El grupo Estado islámico identificó al atacante como Abu Zakariya al-Britani, y dos funcionarios de seguridad británicos también confirmaron que el hombre era un británico, de 50 años, anteriormente conocido como Ronald Fiddler y como Jamal al-Harith.
Él era uno de los 16 hombres que en 2010 recibieron un pago total de 10 millones de libras esterlinas, ahora equivalente a 12,4 millones, en compensación, cuando el gobierno británico llegó a un acuerdo por un juicio que alegaba que sus agencias de inteligencia eran cómplices de tortura a los prisioneros en Guantánamo, de acuerdo con las autoridades.
La agencia de noticias Associated Press dice que las autoridades hablaron a condición del anonimato debido a lo sensible del asunto.
Al-Harith era un diseñador web convertido al Islam cuando fue a un retiro religioso en Pakistán, en octubre de 2001. Él dice que fue advertido que el país no era seguro debido al profundo sentimiento anti británico y anti estadounidense en los días previos al ataque de Estados Unidos en Afganistán y decidió regresar a Europa por tierra vía Irán y Turquía.
Sin embargo, agrega que fue detenido a punta de pistola cerca de la frontera con Afganistán y entregado al Talibán, que lo acusó de ser un espía británico, lo golpearon y lo encarcelaron.
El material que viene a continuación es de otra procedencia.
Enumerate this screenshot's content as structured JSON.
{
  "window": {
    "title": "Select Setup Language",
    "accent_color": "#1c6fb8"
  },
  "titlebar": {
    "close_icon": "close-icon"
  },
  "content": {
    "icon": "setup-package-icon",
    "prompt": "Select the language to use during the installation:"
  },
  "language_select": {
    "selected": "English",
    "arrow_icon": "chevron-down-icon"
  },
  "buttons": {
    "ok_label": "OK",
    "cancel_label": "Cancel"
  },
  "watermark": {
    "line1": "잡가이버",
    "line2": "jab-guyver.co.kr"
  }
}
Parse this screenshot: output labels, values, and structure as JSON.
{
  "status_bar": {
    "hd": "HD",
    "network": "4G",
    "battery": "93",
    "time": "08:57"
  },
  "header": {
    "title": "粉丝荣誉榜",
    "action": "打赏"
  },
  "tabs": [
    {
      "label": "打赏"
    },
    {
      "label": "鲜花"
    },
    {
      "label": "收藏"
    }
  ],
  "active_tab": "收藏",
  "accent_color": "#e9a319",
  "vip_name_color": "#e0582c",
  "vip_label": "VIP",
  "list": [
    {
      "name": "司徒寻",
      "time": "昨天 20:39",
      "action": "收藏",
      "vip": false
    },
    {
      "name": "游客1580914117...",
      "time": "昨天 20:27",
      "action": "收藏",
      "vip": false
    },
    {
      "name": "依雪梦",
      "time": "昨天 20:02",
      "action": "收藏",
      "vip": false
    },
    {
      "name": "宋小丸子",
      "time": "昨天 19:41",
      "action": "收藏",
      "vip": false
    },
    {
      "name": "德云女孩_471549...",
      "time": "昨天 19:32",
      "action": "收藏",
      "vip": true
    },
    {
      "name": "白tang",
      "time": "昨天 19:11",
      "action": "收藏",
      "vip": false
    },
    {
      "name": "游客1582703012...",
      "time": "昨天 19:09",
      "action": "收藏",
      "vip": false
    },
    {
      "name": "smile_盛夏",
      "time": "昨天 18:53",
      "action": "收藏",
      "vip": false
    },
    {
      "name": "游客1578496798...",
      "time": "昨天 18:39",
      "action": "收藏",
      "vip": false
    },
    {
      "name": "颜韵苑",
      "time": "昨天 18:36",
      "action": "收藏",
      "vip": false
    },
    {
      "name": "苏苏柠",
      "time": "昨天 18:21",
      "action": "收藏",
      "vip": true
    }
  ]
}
Un par de meses después fue liberado por la Alianza del Norte y se le permitió llamar a su país. Él dijo a su familia que regresaría pronto, pero fue entregado a los estadounidenses y enviado a Guantánamo. Como muchos otros, dijo que fue torturado en esa prisión.
Arthur Snell, exdirector del programa Prevent, que es parte de la estrategia anti terrorismo de Gran Bretaña, dijo que las autoridades claramente habían perdido contacto con Fiddler.
En declaraciones a la BBC, Snell dijo que “Es obvio que colectivamente, las autoridades, y obviamente yo tenemos alguna responsabilidad personal allí, no nos dimos cuenta de lo que planeaba Fiddler”.